Next Article in Journal
DNAJA4 Promotes the Replication of the Chinese Giant Salamander Iridovirus
Previous Article in Journal
Tetracycline Resistance Genes in the Traditional Swedish Sour Herring surströmming as Revealed Using qPCR
 
 
Article
Peer-Review Record

Genome-Wide Identification and Analysis of the GRAS Transcription Factor Gene Family in Theobroma cacao

by Sijia Hou 1, Qianqian Zhang 2,3, Jing Chen 1, Jianqiao Meng 1, Cong Wang 1, Junhong Du 1 and Yunqian Guo 1,*
Reviewer 1:
Submission received: 9 September 2022 / Revised: 3 December 2022 / Accepted: 5 December 2022 / Published: 24 December 2022
(This article belongs to the Section Plant Genetics and Genomics)

Round 1

Reviewer 1 Report

This manuscript reports the results of a computational analysis of the GRAS family of transcription factors in cocoa (Theobroma cacao). A total of 46 genes are identified and sorted into 12 subfamilies based on their relatedness to GRAS proteins in Arabidopsis. Many GRAS factors play important roles in other plants, and researchers studying cocoa may find this a useful survey of the GRAS landscape in their favorite plant.

 

The abstract creates the impression that experiments were performed, even though the actual analysis was entirely computational. The description in the introduction of all the GRAS gene subfamilies in different plants may be more digestible if presented in a table format. A more thorough description of what all the parts of Figure 4 are showing would be helpful. Does it make sense for a transcription factor to be localized in a membrane or the extracellular space? Is the number transcription factor binding sites identified in the promoters of GRAS genes higher or lower than for other genes in the genome?

 

 

Is the genome annotation correct on which structure of the genes shown in Figure 2C is based?
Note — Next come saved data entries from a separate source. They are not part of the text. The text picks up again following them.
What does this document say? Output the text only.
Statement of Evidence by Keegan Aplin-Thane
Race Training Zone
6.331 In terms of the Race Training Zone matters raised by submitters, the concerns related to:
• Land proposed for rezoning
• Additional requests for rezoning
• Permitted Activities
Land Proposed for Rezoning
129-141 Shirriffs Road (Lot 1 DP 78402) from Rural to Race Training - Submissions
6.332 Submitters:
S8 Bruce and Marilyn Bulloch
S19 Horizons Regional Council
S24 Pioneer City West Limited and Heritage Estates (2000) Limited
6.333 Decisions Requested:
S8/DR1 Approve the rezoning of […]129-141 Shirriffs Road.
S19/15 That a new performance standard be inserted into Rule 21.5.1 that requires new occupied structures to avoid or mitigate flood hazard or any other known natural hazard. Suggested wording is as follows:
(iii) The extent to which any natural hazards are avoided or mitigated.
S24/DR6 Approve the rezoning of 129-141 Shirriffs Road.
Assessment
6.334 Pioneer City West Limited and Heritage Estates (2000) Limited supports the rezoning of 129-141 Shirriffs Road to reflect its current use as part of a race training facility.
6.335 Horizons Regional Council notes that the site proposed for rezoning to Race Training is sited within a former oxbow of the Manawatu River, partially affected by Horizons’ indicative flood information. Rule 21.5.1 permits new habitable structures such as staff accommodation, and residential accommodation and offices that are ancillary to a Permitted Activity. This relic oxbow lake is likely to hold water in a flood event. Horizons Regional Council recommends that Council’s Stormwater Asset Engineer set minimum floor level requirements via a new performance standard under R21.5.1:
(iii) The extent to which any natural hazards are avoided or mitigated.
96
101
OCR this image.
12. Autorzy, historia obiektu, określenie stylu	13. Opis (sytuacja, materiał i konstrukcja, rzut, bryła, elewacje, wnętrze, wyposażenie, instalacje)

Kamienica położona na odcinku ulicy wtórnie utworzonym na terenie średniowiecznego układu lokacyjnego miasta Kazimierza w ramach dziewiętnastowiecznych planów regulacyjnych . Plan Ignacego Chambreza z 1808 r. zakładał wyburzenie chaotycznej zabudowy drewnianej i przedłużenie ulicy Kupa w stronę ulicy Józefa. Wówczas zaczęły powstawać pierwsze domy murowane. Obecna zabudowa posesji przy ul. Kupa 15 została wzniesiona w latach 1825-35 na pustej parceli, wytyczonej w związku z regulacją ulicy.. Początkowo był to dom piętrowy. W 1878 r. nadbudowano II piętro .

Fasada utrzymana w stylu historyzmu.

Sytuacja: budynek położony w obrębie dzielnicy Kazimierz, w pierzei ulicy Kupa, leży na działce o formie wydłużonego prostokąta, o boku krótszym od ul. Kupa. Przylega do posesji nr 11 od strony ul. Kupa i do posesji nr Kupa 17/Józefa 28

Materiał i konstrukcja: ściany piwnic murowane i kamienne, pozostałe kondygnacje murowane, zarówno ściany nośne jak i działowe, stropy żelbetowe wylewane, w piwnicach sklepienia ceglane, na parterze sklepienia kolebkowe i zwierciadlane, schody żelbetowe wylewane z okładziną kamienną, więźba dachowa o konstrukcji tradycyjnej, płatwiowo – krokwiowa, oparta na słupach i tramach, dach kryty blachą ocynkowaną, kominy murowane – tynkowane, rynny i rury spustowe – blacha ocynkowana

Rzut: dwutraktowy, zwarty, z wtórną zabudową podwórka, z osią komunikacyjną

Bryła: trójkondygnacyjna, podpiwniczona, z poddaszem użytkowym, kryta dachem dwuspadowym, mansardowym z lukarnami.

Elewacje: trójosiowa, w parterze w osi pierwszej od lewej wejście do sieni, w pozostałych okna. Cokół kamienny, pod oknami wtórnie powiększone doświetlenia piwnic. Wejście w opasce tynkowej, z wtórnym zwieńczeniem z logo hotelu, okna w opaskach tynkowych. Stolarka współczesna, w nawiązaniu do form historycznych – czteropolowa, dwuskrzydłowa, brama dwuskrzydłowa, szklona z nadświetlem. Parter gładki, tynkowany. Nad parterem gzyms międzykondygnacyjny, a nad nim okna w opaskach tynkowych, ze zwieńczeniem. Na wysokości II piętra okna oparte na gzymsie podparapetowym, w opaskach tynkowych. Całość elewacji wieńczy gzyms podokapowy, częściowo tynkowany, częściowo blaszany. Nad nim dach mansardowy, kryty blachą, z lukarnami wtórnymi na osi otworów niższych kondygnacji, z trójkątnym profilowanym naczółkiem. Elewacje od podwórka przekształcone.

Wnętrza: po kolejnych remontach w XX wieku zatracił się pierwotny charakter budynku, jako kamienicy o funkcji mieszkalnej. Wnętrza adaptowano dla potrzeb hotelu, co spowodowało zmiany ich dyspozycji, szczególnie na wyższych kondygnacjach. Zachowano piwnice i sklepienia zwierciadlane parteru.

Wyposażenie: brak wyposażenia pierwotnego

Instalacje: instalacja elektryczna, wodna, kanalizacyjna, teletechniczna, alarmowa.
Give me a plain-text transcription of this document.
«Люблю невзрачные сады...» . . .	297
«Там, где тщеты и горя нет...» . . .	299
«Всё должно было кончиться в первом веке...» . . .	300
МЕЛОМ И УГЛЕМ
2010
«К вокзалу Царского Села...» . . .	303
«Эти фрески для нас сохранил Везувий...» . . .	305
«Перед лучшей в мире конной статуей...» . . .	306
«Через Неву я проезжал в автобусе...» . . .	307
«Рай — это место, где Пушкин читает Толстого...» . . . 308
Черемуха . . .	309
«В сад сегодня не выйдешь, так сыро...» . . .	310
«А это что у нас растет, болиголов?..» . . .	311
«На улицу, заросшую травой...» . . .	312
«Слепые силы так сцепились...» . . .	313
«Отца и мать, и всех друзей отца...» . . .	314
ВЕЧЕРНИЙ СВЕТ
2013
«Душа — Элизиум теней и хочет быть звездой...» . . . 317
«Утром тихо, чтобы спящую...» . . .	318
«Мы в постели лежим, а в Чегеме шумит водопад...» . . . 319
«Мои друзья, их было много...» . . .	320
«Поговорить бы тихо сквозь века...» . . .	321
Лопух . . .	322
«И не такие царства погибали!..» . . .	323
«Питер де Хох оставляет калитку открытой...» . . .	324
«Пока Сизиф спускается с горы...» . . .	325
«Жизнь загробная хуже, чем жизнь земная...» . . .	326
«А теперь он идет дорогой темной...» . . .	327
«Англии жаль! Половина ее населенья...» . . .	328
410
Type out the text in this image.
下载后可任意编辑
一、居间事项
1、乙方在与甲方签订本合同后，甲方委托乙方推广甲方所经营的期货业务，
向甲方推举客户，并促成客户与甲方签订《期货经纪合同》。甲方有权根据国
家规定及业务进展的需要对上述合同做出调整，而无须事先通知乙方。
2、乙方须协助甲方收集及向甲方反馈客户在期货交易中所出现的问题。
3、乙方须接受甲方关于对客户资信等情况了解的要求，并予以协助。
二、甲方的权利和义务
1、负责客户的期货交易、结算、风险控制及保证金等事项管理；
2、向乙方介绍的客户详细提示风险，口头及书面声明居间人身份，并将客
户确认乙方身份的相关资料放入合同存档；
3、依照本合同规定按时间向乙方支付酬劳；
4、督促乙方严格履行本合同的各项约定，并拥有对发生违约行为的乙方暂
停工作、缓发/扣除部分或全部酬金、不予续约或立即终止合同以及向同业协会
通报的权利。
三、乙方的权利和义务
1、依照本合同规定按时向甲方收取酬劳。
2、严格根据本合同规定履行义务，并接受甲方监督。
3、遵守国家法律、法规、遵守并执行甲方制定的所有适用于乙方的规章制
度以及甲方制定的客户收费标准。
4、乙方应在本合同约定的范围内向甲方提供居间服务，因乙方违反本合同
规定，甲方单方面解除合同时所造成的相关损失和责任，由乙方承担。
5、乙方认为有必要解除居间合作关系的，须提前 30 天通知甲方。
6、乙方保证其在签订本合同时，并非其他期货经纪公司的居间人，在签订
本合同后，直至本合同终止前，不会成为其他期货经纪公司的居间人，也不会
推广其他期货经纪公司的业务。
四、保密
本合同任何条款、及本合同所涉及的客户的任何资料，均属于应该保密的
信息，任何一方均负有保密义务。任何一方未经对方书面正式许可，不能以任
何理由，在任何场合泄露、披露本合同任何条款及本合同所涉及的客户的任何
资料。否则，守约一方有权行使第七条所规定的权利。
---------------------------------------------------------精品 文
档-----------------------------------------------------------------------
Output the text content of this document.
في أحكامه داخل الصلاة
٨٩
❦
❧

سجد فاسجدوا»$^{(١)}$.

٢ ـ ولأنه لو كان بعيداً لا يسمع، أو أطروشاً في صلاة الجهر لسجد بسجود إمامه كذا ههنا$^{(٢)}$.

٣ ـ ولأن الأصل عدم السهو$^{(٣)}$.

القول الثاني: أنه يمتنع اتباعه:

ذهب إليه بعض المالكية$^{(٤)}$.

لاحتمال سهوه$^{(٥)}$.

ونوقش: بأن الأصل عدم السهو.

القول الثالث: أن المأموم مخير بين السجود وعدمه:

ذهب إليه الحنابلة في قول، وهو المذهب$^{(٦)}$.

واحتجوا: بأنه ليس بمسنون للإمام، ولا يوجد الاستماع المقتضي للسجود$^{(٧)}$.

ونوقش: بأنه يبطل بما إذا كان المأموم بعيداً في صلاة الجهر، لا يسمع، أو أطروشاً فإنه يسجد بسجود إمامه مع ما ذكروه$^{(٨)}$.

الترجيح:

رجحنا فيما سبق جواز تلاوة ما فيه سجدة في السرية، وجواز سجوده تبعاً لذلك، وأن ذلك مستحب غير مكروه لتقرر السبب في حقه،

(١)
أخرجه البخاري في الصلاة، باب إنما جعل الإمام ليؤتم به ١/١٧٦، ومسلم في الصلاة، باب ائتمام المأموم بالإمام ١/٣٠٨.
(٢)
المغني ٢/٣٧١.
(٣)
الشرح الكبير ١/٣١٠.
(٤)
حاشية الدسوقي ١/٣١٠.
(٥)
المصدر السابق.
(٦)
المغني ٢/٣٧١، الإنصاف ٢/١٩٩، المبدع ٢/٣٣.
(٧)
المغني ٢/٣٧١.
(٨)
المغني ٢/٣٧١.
Do nine of the GRAS genes really contain a 5’-UTR that is longer than 3,000 nt, four of which appear longer than 6,000 nt? It is confusing because the legend to Figure 2 says the green boxes are exons but the inset depicts them as UTRs. Does TcGRAS21 really have an intron that is roughly 12,000 nt long? For that matter, is TcGRAS21 even a legitimate GRAS gene if it only contains 3 of the defining motifs that all other GRAS genes have at least 6 of? This could be clarified if the criteria through which GRAS genes were identified was described more explicitly.

 

The purpose of the synteny analysis was not clear to me. Figure 5 shows that the genomes of these distantly related plants are quite thoroughly scrambled relative to each other. Figure 6 is misleading in that it gives the incorrect impression that there are 0 GRAS genes in common between Arabidopsis, Populus, and Sesamum except those that are present in cocoa.

 

Many of the conclusions drawn are simplistic to the point of being obvious, such as “gene duplication might be related to GRAS gene family amplification”, “these genes may have been differentiated during the evolutionary process”, and “Remarkably, TcGRAS genes in the same subfamily had similar motifs, we speculated that they may have similar biological functions.”

 

The manuscript is riddled with errors. In the second paragraph of the introduction (lines 41-43), the GRAS domain is described as containing five units but only 4 are listed. Populus is said to contain 11 subfamilies of GRAS proteins but 13 are listed on lines 55-56. TcGRAS21 is described on line 236 as being the shortest GRAS gene at 1044 bp in length but Figure 2C shows it is one of the two longest GRAS genes at around 15,000 bp. The UN2 group is described in line 230 and again in line 344 as containing multiple introns but Figure 2C shows it is group UN1 that has all the introns. The references to Figures 2B and 2C are reversed in the text. Reference 49 shows the opposite of what it is cited to support. And so on and so on. This all creates the impression of a manuscript prepared in haste.

Author Response

Please see the attachment.

Author Response File: Author Response.docx

Reviewer 2 Report

The manuscript performed a genome wide comprehensive in silico analysis of the GRAS family in Theobroma cacao. The authors identified 46 GRAS genes in T. cacao genome, performed physiochemical properties, phylogeny, gene structure, chromosomal location and synthetic relationships.

The manuscript is average and requires polishing  by a native speaker. Additionally, the below comments, observations and suggested corrections;

Between line 11 and 12, the study plant needs to be mentioned, the study species needs to be introduced.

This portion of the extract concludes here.